Et ce n’est pas tout. L’enquête est une véritable boite de Pandore. Selon la dernière fuite, Feldstein aurait reçu de l’argent d’un homme d’affaires israélien lié à un lobbyiste qatari. Il aurait été rémunéré pour services vendus au gouvernement du Qatar qui cherche désespérément à redorer son blason international grâce à son rôle de médiateur, information vigoureusement démentie par les avocats du prévenu : « Feldstein n’a jamais travaillé pour le Qatar, n’a jamais transmis d’informations au Qatar et n’a jamais reçu d’argent du Qatar. Feldstein travaillait pour le cabinet du Premier ministre et toutes ses activités sur les questions politiques et de sécurité étaient menées uniquement au nom et pour le compte du Premier ministre. »

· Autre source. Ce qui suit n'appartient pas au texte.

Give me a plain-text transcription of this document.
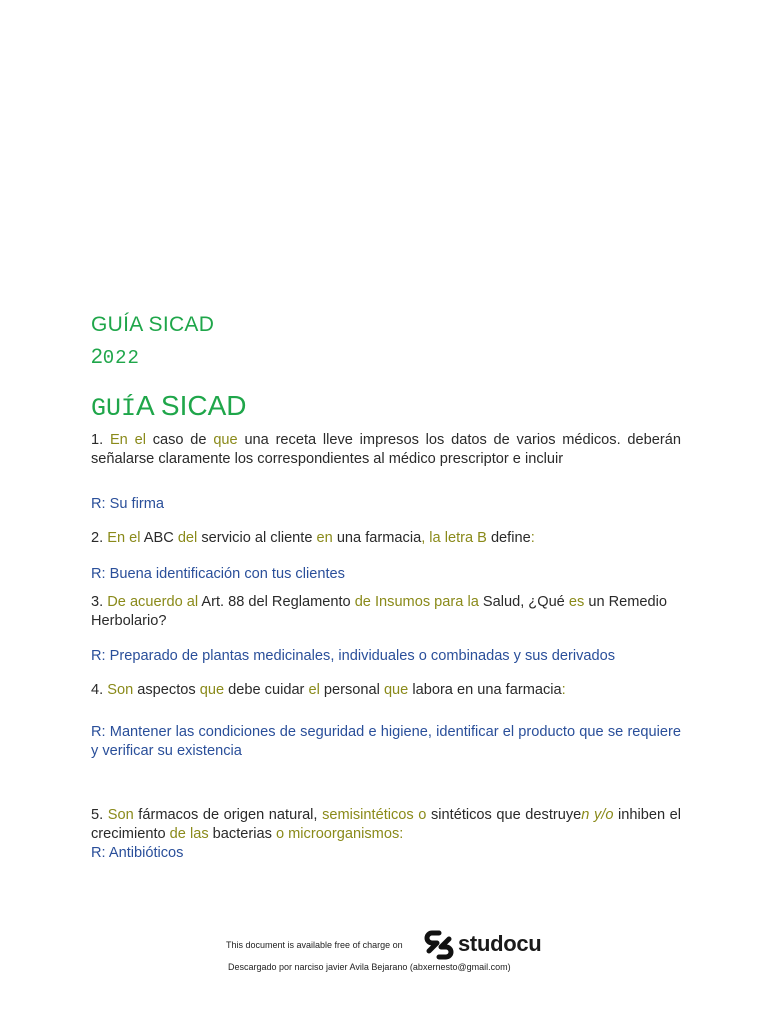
GUÍA SICAD
2022
GUÍA SICAD
1. En el caso de que una receta lleve impresos los datos de varios médicos. deberán señalarse claramente los correspondientes al médico prescriptor e incluir
R: Su firma
2. En el ABC del servicio al cliente en una farmacia, la letra B define:
R: Buena identificación con tus clientes
3. De acuerdo al Art. 88 del Reglamento de Insumos para la Salud, ¿Qué es un Remedio Herbolario?
R: Preparado de plantas medicinales, individuales o combinadas y sus derivados
4. Son aspectos que debe cuidar el personal que labora en una farmacia:
R: Mantener las condiciones de seguridad e higiene, identificar el producto que se requiere y verificar su existencia
5. Son fármacos de origen natural, semisintéticos o sintéticos que destruyen y/o inhiben el crecimiento de las bacterias o microorganismos:
R: Antibióticos
This document is available free of charge on	studocu
Descargado por narciso javier Avila Bejarano (abxernesto@gmail.com)
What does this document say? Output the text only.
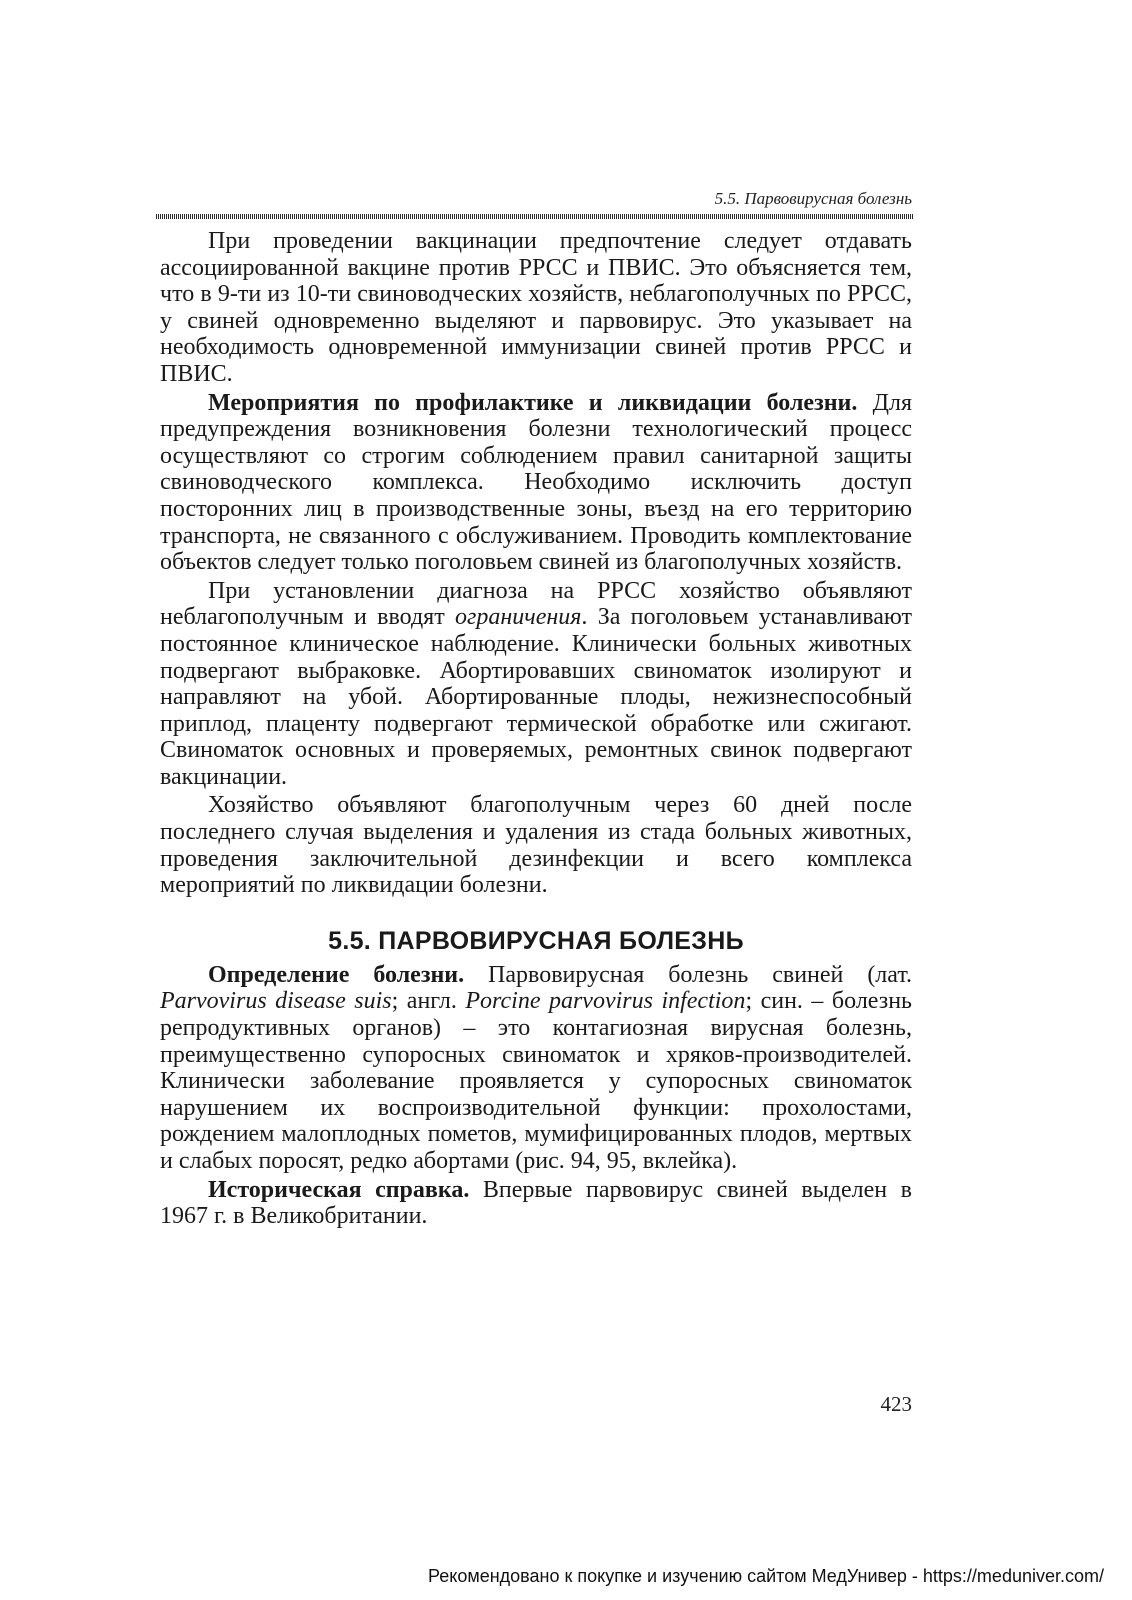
5.5. Парвовирусная болезнь

При проведении вакцинации предпочтение следует отдавать ассоциированной вакцине против РРСС и ПВИС. Это объясняется тем, что в 9-ти из 10-ти свиноводческих хозяйств, неблагополучных по РРСС, у свиней одновременно выделяют и парвовирус. Это указывает на необходимость одновременной иммунизации свиней против РРСС и ПВИС.

Мероприятия по профилактике и ликвидации болезни. Для предупреждения возникновения болезни технологический процесс осуществляют со строгим соблюдением правил санитарной защиты свиноводческого комплекса. Необходимо исключить доступ посторонних лиц в производственные зоны, въезд на его территорию транспорта, не связанного с обслуживанием. Проводить комплектование объектов следует только поголовьем свиней из благополучных хозяйств.

При установлении диагноза на РРСС хозяйство объявляют неблагополучным и вводят ограничения. За поголовьем устанавливают постоянное клиническое наблюдение. Клинически больных животных подвергают выбраковке. Абортировавших свиноматок изолируют и направляют на убой. Абортированные плоды, нежизнеспособный приплод, плаценту подвергают термической обработке или сжигают. Свиноматок основных и проверяемых, ремонтных свинок подвергают вакцинации.

Хозяйство объявляют благополучным через 60 дней после последнего случая выделения и удаления из стада больных животных, проведения заключительной дезинфекции и всего комплекса мероприятий по ликвидации болезни.

5.5. ПАРВОВИРУСНАЯ БОЛЕЗНЬ

Определение болезни. Парвовирусная болезнь свиней (лат. Parvovirus disease suis; англ. Porcine parvovirus infection; син. – болезнь репродуктивных органов) – это контагиозная вирусная болезнь, преимущественно супоросных свиноматок и хряков-производителей. Клинически заболевание проявляется у супоросных свиноматок нарушением их воспроизводительной функции: прохолостами, рождением малоплодных пометов, мумифицированных плодов, мертвых и слабых поросят, редко абортами (рис. 94, 95, вклейка).

Историческая справка. Впервые парвовирус свиней выделен в 1967 г. в Великобритании.

423
Рекомендовано к покупке и изучению сайтом МедУнивер - https://meduniver.com/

L’enquête est supervisée par Ronen Bar et les flammes des fuites aux médias commencent à lécher les murs de la maison Netanyahou. Pourquoi est-elle du ressort de la Sécurité intérieure et non de la police ? Parce que les délits ou crimes en question touchent à la sécurité nationale et au Qatar, un pays réputé proche des ennemis jurés d’Israël, le Hamas et les Frères Musulmans.
De nombreux Israéliens sont convaincus que leur premier ministre ne cherche qu’à étouffer une enquête extrêmement gênante et qu’il attente directement au fonctionnement de ce qui reste de démocratie dans le pays. L’un des slogans des manifestations est « La démocratie en danger ».
A la suite de l’arrestation du conseiller, deux députés de la majorité droite/extrême droite ont présenté un projet de loi visant à légaliser le transfert non autorisé de documents classés défense au bureau du Premier ministre. La conseillère juridique Gali Baharav-Miara s’est prononcée contre ce texte qui pourrait être considéré comme une « ingérence politique indue dans une procédure pénale concernant des proches du Premier ministre ». Le lancement par Netanyahou de la procédure de son licenciement n’est qu’une question de jours.
Le Premier ministre s’est déjà débarrassé de son ministre de la Défense Yohav Galant et du Chef d’état-major Herzi Halevi pour placer des hommes de confiance. Ce qui se profile en Israël, c’est un pouvoir de plus en plus autoritaire et une lutte sans merci contre les chiens de garde de la démocratie. Les meilleurs commentateurs de la politique intérieurs sont convaincus que la motivation première de Netanyahou, et peut-être la seule, est sa survie politique aux dépends des intérêts de l’État et de sa population, y compris au prix du sacrifice des otages encore enfermés dans les tunnels de Gaza, 59 dont 24 présumés vivants.
La politique de purge de Netanyahou aura eu au moins un résultat : relancer la contestation populaire dans la rue. On n’avait pas vu autant de manifestants depuis l’automne 2023.
Didier Epelbaum
NOTES
(1). Susan Hattis Rolef, “Do Israelis believe in an anti-Netanyahu deep state conspiracy?” Jerusalem Post, 28 août 2023.